See symbols and metaphors and sand trays and play themes that are graphic in nature. And so, again, we could be even more susceptible than therapists who are using traditional talk therapy and aren’t using play and art and sand the way we use them. Yeah, absolutely.
One of the things that I feel like is a unique thing about a play therapist compared to someone who’s just doing traditional talk therapy is that we’re activating all of our senses in the process, including kinesthetic. If we’re actually in the play, or we’re engaging that piece in a more embodied way, which isn’t something that happens when we’re just doing traditional talk therapy where, yes, we have the visual, yes, we have the auditory, but we can stay a little bit more removed. But when you’re in the play, you’re in the play, and you’re in the play on all levels, and how much further, I think that the play then lands inside of us because our buffers aren’t well, it’s a different kind of a buffering system when you’re in it versus listening.
Yeah, absolutely. I feel like I could just talk to you for hours and hours about this. I want to reiterate, listeners, this is such an important topic, and I am serious.
If you are part of an organization, if you have a conference, if you want more education about this, I’m serious, listeners, I want you to reach out to Suanne and ask for her support. She knows what she’s talking about. And this is a piece of education that’s really important that we all get because we don’t learn about this in graduate school and we don’t go into it at the level that we need to go into it.
Sueann, as we’re wrapping up, what’s your big advice for play therapists who are working with sexual abuse? I think my biggest piece of advice is don’t let there be a disconnect between the play and what the literature is telling us. Turn to that literature, turn to those studies, turn to those metaanalysis, and use that as a way of understanding kids play and how they disclose their sexual abuse and why it may be that their story doesn’t make sense because it’s a trauma story and not a factual story. So really allow the literature to inform the play and don’t disconnect those two things.
That would be my biggest piece of advice. Brilliant. Brilliant.
Well, Sueann, thank you once again. Before we jumped on this, I had shared I felt like this conversation was a long time coming. I’ve also shared this has been the topic that’s been most requested over the years, and I have been waiting for the right person to come on and offer this level of education.

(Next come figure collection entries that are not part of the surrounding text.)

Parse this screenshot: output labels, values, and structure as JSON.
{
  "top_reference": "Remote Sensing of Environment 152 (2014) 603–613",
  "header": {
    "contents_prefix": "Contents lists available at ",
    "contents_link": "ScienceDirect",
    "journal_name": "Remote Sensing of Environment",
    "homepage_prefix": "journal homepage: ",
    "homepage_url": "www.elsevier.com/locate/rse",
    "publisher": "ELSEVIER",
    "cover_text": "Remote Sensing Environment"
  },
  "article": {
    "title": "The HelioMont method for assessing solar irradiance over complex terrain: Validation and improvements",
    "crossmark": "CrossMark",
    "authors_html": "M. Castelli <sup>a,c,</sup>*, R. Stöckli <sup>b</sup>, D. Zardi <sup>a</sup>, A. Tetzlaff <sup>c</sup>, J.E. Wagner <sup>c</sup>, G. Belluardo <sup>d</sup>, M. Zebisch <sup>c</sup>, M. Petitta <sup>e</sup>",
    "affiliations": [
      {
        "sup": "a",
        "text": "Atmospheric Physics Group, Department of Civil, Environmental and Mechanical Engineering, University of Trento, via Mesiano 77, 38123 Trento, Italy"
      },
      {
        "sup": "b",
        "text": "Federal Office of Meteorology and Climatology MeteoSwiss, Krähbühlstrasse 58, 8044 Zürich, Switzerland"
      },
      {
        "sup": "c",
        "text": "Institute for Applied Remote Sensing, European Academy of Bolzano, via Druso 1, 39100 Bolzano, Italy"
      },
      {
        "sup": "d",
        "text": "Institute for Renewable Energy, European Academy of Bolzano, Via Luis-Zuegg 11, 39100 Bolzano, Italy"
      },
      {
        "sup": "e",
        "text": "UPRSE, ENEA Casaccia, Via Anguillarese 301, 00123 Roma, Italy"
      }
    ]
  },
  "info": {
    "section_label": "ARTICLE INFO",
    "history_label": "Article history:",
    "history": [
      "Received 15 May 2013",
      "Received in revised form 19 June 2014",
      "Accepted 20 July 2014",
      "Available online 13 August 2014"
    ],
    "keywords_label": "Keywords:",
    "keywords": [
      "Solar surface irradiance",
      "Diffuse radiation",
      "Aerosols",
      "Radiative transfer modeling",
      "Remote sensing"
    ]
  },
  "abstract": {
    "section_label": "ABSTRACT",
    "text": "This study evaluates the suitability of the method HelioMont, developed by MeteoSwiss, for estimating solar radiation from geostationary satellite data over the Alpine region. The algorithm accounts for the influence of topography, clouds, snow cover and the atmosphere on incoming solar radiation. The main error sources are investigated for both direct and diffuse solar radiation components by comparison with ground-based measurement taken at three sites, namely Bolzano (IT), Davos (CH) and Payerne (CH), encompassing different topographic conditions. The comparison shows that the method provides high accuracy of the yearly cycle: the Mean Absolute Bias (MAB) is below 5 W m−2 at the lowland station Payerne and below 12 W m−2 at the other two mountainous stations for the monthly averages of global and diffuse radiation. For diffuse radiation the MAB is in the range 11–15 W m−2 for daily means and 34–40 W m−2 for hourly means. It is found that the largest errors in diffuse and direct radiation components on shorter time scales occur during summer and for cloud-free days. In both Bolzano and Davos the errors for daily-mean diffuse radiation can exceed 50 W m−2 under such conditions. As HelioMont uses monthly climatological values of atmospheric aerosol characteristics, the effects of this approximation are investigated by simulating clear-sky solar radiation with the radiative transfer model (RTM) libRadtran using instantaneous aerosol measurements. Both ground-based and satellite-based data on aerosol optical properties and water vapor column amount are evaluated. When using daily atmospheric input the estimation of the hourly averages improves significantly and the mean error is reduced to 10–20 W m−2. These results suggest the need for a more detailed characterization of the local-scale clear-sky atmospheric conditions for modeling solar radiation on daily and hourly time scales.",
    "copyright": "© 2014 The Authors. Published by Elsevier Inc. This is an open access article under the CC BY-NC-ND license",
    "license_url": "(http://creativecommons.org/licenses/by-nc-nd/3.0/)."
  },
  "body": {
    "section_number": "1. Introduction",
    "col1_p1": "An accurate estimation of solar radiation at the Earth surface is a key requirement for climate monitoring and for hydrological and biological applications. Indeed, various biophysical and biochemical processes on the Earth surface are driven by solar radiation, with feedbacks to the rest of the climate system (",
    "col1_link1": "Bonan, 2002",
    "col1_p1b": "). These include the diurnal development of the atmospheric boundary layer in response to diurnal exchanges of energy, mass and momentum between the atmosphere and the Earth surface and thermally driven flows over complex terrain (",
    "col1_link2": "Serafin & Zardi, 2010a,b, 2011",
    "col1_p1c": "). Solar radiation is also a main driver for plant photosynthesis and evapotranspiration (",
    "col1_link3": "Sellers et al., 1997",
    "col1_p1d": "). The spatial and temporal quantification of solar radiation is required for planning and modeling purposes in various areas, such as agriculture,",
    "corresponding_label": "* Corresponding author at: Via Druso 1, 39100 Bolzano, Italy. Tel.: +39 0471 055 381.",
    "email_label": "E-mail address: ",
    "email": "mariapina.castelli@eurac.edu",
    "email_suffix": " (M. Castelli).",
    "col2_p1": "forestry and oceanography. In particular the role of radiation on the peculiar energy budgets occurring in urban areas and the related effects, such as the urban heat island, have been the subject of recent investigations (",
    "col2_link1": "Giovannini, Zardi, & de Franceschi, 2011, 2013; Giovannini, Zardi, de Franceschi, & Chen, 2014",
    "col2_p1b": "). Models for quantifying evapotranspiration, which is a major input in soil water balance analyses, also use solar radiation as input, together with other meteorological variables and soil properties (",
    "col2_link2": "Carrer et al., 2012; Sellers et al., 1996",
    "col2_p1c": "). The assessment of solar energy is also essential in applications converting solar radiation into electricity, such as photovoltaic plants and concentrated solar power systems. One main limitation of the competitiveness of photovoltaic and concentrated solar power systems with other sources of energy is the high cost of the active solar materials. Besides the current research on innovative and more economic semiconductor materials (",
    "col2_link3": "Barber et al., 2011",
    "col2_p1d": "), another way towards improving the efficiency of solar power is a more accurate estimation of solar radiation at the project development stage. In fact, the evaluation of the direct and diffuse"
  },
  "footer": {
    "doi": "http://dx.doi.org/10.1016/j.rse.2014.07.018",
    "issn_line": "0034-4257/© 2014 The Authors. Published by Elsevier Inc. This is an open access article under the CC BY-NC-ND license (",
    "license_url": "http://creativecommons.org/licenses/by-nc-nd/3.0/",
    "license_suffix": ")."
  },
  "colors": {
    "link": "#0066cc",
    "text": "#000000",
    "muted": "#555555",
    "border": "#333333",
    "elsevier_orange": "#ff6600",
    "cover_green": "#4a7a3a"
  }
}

And I’m grateful it’s you. And I’m grateful that you’re sharing this and out there being an advocate for kids because, well, I’m grateful you’re on the planet. That’s what I want to say.
Suanne, I’m really grateful you’re on this planet. I appreciate you having me and what an important conversation this is to have, especially for those of us in the field that are working or potentially be working at some point in our career with victims of sexual trauma. So thank you.
It’s my pleasure to be a part of it. Yeah. Thanks, suanne.
Okay, listeners, hopefully this is just the beginning of a larger exploration for you. Hopefully it’s the beginning of more education and training for you and that some insights, questions got sparked. And wherever you are in the world, I invite you to take a deep breath.
If you are someone that does have sexual abuse on your caseload, I invite you to take an even deeper breath. And all of you, be well. Take care of yourselves.